How Does IT Create a Bottleneck?

The answer to this question can be so obvious to your employees that they might not be able to help but laugh if you ask them if there are any pieces of technology that slow down their workflow. Aside from actually failing software that presents an obvious break in the process, there are two key issues that create IT bottlenecks:

  • Ineffectual User Interface
    Problems like unclear instructions or needing to repeat data entry at certain points can cause needless hiccups. For example, one user may fill out a text field in a customer account incorrectly and leave a hidden problem in the system that needs to be resolved by the next associate to access the file.
  • Slow IT Issue Response Time
    Even large companies have difficulty allocating IT resources, and small-to-medium businesses may have just one or two IT personnel scrambling to respond to issues with in-house and upstream technologies. Both user and program errors require a response, and putting out the fires can prevent IT from making the systemic changes necessary to reduce the total number of incidents needing their attention.

How Do You Relieve the IT Bottleneck?

Bringing in more full-time IT employees may not be in the budget, and IT simply can’t bend the laws of space-time to manage troubleshooting and upgrading with an overloaded inbox. The best way for IT to tackle these issues is by leveraging the support of HR to take on the problem from a different angle.

First, HR can help identify pain points in the workflow process by investigating the daily activities of personnel. Users aren’t always the best at providing useful feedback of their own volition, so IT can rely on HR to locate the usability issues that are less apparent than a blatant bug in a program. With this information, updates can be targeted at reducing pain points and opening up the bottleneck.

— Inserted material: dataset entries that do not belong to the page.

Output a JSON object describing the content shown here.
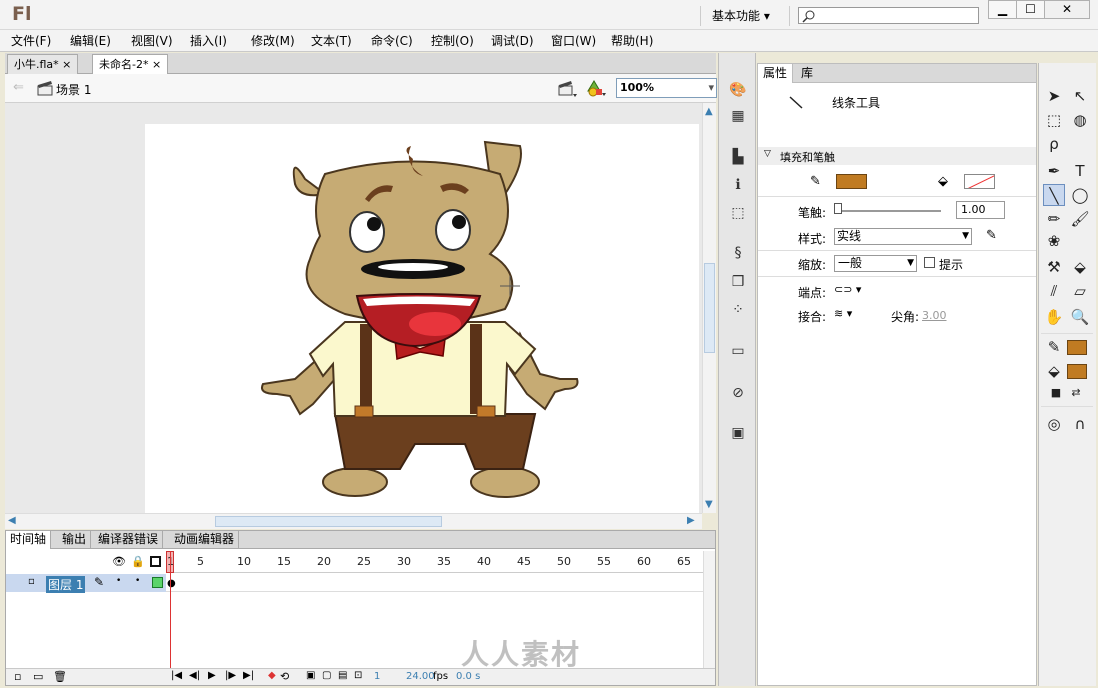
{
  "app": {
    "logo": "Fl",
    "workspace": "基本功能",
    "workspace_arrow": "▾"
  },
  "window_buttons": [
    "▁",
    "☐",
    "✕"
  ],
  "menu": [
    "文件(F)",
    "编辑(E)",
    "视图(V)",
    "插入(I)",
    "修改(M)",
    "文本(T)",
    "命令(C)",
    "控制(O)",
    "调试(D)",
    "窗口(W)",
    "帮助(H)"
  ],
  "doc_tabs": [
    {
      "label": "小牛.fla*",
      "close": "×"
    },
    {
      "label": "未命名-2*",
      "close": "×"
    }
  ],
  "editbar": {
    "scene": "场景 1",
    "zoom": "100%",
    "zoom_arrow": "▾"
  },
  "timeline": {
    "tabs": [
      "时间轴",
      "输出",
      "编译器错误",
      "动画编辑器"
    ],
    "frame_numbers": [
      "1",
      "5",
      "10",
      "15",
      "20",
      "25",
      "30",
      "35",
      "40",
      "45",
      "50",
      "55",
      "60",
      "65"
    ],
    "layer_name": "图层 1",
    "current_frame": "1",
    "fps": "24.00",
    "fps_unit": "fps",
    "elapsed": "0.0 s"
  },
  "properties": {
    "tabs": [
      "属性",
      "库"
    ],
    "tool_name": "线条工具",
    "section": "填充和笔触",
    "stroke_label": "笔触:",
    "stroke_value": "1.00",
    "style_label": "样式:",
    "style_value": "实线",
    "scale_label": "缩放:",
    "scale_value": "一般",
    "hint_label": "提示",
    "cap_label": "端点:",
    "join_label": "接合:",
    "miter_label": "尖角:",
    "miter_value": "3.00"
  },
  "colors": {
    "stroke": "#c07b22",
    "fill": "#c07b22",
    "accent": "#3c7fb1"
  },
  "watermark": "人人素材"
}
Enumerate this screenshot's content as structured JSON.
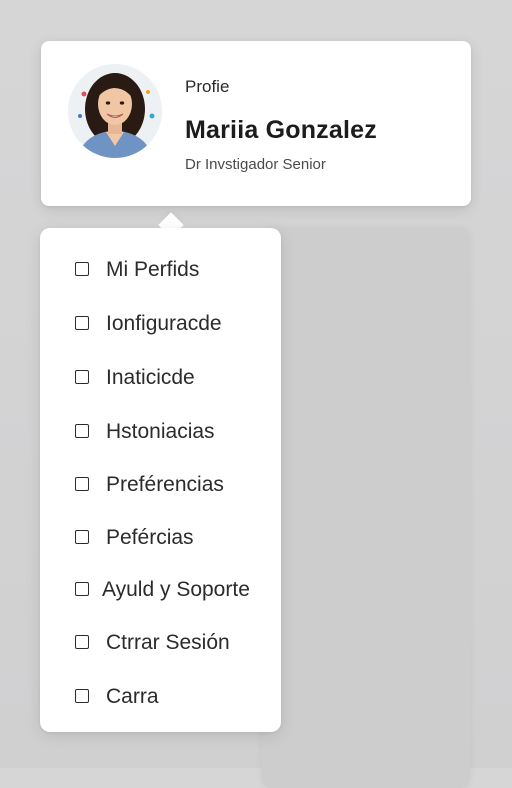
{
  "profile": {
    "label": "Profie",
    "name": "Mariia Gonzalez",
    "role": "Dr Invstigador Senior",
    "avatar_icon": "person-avatar"
  },
  "menu": {
    "items": [
      {
        "label": "Mi Perfids",
        "icon": "checkbox-icon"
      },
      {
        "label": "Ionfiguracde",
        "icon": "checkbox-icon"
      },
      {
        "label": "Inaticicde",
        "icon": "checkbox-icon"
      },
      {
        "label": "Hstoniacias",
        "icon": "checkbox-icon"
      },
      {
        "label": "Preférencias",
        "icon": "checkbox-icon"
      },
      {
        "label": "Pefércias",
        "icon": "checkbox-icon"
      },
      {
        "label": "Ayuld y Soporte",
        "icon": "checkbox-icon"
      },
      {
        "label": "Ctrrar Sesión",
        "icon": "checkbox-icon"
      },
      {
        "label": "Carra",
        "icon": "checkbox-icon"
      }
    ]
  }
}
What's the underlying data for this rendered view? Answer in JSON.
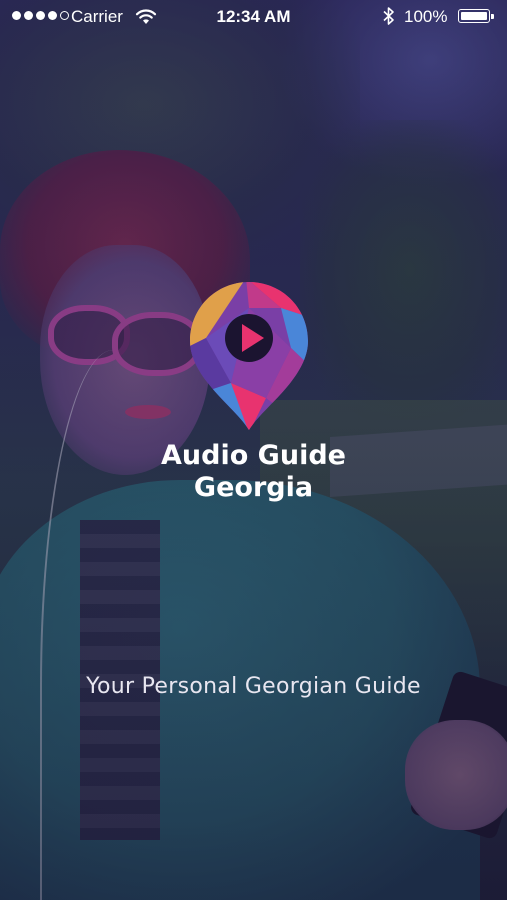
{
  "status_bar": {
    "carrier": "Carrier",
    "time": "12:34 AM",
    "battery": "100%",
    "signal_bars_filled": 4,
    "signal_bars_total": 5
  },
  "splash": {
    "app_name_line1": "Audio Guide",
    "app_name_line2": "Georgia",
    "tagline": "Your Personal Georgian Guide"
  },
  "icons": {
    "logo": "map-pin-play-icon",
    "wifi": "wifi-icon",
    "bluetooth": "bluetooth-icon",
    "battery": "battery-icon"
  },
  "colors": {
    "logo_pink": "#e8336f",
    "logo_purple": "#7a3fa6",
    "logo_blue": "#4a86d8",
    "logo_orange": "#f08a3c",
    "overlay": "#2a2260"
  }
}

The other way that HR can assist IT is by outsourcing some of the work to a reliable IT partner. The outside help can be targeted at solving specific issues like problems in the user interface or upgrading older technology to relieve the pressure on the IT department without the long-term costs associated with bringing in new full-time IT personnel. Bringing in the help needed to widen the bottleneck can stop IT issues from compounding into a nightmare of backlogged requests and programs in desperate need of upgrades. Even if you know that HR is not going to hire full-time personnel, asking for outsourced help can meet both departments’ needs in the middle.